Wildfire Prevention Plan Includes Repurposing Homes

Stumps from recently logged trees in the footprint of the Camp Fire. Some 40,000 trees have now been removed around Paradise.

Paradise, California faced the deadly and destructive 2018 Camp Fire, and officials want to make sure history never repeats itself. To that end, officials are buying up properties that are most at risk for wildfires to protect future homeowners and the town by turning these purchased properties into fire-resistant green spaces, NPR reports.

The 2018 Camp Fire wiped out a large section of Paradise, marking one of the deadliest and destructive wildfires in California’s history. The fire killed 85 people and destroyed about 14,000 homes.

The remnants of that wildfire are still evident throughout the town. About 40,000 trees have been removed to prevent future wildfires from spreading. Town officials hope removing the most vulnerable homes will help too.

The town will purchase the high-risk properties from homeowners. Many of the properties are in more difficult-to-reach areas of town along winding dirt roads that firefighters struggle to reach safely.

This is not eminent domain. The parks program is voluntary. So far they have acquired about 300 acres of new land, with about 500 more acres in the pipeline, mostly paid for with non profit grant money and donations. But it is estimated they may need $20 million or more to have a serious impact from a wildfire prevention standpoint.

Paradise officials plan to connect all the purchased properties to existing park land and create more park areas to help better control future wildfire spread.

Paradise has purchased about 300 acres of land, so far. They have about 500 acres additionally under contract. The properties have been paid for with nonprofit grant money and donations.

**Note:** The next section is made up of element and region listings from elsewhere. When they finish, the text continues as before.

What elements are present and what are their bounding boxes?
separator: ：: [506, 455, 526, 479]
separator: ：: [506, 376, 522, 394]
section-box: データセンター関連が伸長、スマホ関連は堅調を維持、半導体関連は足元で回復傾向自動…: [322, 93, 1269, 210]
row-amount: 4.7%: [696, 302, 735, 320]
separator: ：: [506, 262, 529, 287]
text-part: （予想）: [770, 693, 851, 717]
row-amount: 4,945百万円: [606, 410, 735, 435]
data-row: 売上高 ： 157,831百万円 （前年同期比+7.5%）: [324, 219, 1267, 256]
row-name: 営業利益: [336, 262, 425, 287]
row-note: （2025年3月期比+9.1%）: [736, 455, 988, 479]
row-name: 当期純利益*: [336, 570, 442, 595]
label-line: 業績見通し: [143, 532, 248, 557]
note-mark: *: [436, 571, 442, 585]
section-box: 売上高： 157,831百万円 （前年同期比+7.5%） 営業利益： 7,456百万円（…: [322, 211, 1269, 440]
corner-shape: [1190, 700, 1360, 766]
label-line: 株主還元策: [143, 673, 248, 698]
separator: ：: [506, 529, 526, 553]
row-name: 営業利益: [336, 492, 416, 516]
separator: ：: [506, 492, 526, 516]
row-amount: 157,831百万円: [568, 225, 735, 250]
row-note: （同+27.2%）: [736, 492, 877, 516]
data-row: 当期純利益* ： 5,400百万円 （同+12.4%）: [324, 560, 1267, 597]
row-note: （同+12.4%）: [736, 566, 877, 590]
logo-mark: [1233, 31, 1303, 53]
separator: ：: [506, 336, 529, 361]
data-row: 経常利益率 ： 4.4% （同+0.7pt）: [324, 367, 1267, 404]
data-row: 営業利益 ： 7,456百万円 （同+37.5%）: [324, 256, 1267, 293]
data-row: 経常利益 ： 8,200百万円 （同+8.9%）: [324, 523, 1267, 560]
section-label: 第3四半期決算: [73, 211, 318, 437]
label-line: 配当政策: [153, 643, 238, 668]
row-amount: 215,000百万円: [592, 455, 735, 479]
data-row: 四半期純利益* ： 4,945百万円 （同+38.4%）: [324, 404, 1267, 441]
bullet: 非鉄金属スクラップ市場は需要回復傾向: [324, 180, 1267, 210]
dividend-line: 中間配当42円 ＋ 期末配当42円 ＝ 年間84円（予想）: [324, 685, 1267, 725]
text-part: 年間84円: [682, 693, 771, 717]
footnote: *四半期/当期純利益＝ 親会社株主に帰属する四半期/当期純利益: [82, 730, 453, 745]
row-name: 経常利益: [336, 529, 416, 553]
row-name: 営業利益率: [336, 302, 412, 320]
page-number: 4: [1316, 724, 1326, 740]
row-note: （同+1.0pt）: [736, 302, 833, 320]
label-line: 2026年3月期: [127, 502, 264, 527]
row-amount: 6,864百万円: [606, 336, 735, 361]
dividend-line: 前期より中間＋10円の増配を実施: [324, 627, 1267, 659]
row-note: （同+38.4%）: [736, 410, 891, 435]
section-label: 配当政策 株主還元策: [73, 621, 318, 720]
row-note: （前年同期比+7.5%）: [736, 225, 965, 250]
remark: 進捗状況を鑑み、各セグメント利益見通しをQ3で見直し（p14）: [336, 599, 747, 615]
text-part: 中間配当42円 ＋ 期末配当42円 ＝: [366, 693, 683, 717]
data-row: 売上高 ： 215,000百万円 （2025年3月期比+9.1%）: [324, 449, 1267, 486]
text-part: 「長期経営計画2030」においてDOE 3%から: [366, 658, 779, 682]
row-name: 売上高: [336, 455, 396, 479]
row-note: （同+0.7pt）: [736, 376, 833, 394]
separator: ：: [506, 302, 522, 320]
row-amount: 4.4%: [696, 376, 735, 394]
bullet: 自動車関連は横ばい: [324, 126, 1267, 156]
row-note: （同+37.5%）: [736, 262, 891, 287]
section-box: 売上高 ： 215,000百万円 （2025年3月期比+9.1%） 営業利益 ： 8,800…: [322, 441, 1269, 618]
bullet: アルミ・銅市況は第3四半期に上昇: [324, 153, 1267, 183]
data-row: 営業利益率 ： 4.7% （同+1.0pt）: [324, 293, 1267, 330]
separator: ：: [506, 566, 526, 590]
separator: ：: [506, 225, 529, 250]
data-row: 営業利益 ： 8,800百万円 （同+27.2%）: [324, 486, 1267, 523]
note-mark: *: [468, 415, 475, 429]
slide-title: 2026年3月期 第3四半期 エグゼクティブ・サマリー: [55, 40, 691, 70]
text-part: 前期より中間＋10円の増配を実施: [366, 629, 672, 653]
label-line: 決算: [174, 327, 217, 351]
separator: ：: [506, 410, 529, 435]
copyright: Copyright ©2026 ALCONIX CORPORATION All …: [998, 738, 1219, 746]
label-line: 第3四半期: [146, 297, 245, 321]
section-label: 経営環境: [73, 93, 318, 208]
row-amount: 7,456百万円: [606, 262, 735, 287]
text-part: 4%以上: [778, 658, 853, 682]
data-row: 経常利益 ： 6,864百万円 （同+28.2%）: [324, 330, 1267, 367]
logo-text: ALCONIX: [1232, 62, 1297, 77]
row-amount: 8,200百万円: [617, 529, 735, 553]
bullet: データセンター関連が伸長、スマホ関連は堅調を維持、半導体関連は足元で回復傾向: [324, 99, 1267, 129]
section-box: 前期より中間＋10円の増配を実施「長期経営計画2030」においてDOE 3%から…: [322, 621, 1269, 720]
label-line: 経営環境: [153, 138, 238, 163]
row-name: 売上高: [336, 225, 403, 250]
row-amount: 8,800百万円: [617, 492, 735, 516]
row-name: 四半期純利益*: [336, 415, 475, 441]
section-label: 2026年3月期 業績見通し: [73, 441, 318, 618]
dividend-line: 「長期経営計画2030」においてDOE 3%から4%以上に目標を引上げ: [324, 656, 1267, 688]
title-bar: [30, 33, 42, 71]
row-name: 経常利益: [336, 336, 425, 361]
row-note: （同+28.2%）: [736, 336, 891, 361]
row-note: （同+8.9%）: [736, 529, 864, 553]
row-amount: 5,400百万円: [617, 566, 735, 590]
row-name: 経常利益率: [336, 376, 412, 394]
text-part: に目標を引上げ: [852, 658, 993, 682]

“Every single one of these properties we’re looking at from the standpoint of, what can we do to limit the spread of fire; is this a staging area,” says Dan Efseaff, director of Paradise Recreation and District. “I think it’s going to make the community safer.”

Michael Wara, a climate resilience expert at Stanford, says that what Paradise is doing in buying up properties in high-risk areas could serve as a model to other wildfire vulnerable communities across the country. But “the housing crisis in California really complicates any response to the wildfire crisis,” he said. Towns like Paradise are known as being more affordable and people are drawn to the real estate, regardless of the risk. Removing more properties from the pipeline in such an in-demand location may prove challenging, he said.

Town officials are hoping more might take part in the program once more PG&E settlement money starts coming in for fire survivors, and if or when the federal government gets serious about funding prevention work like this.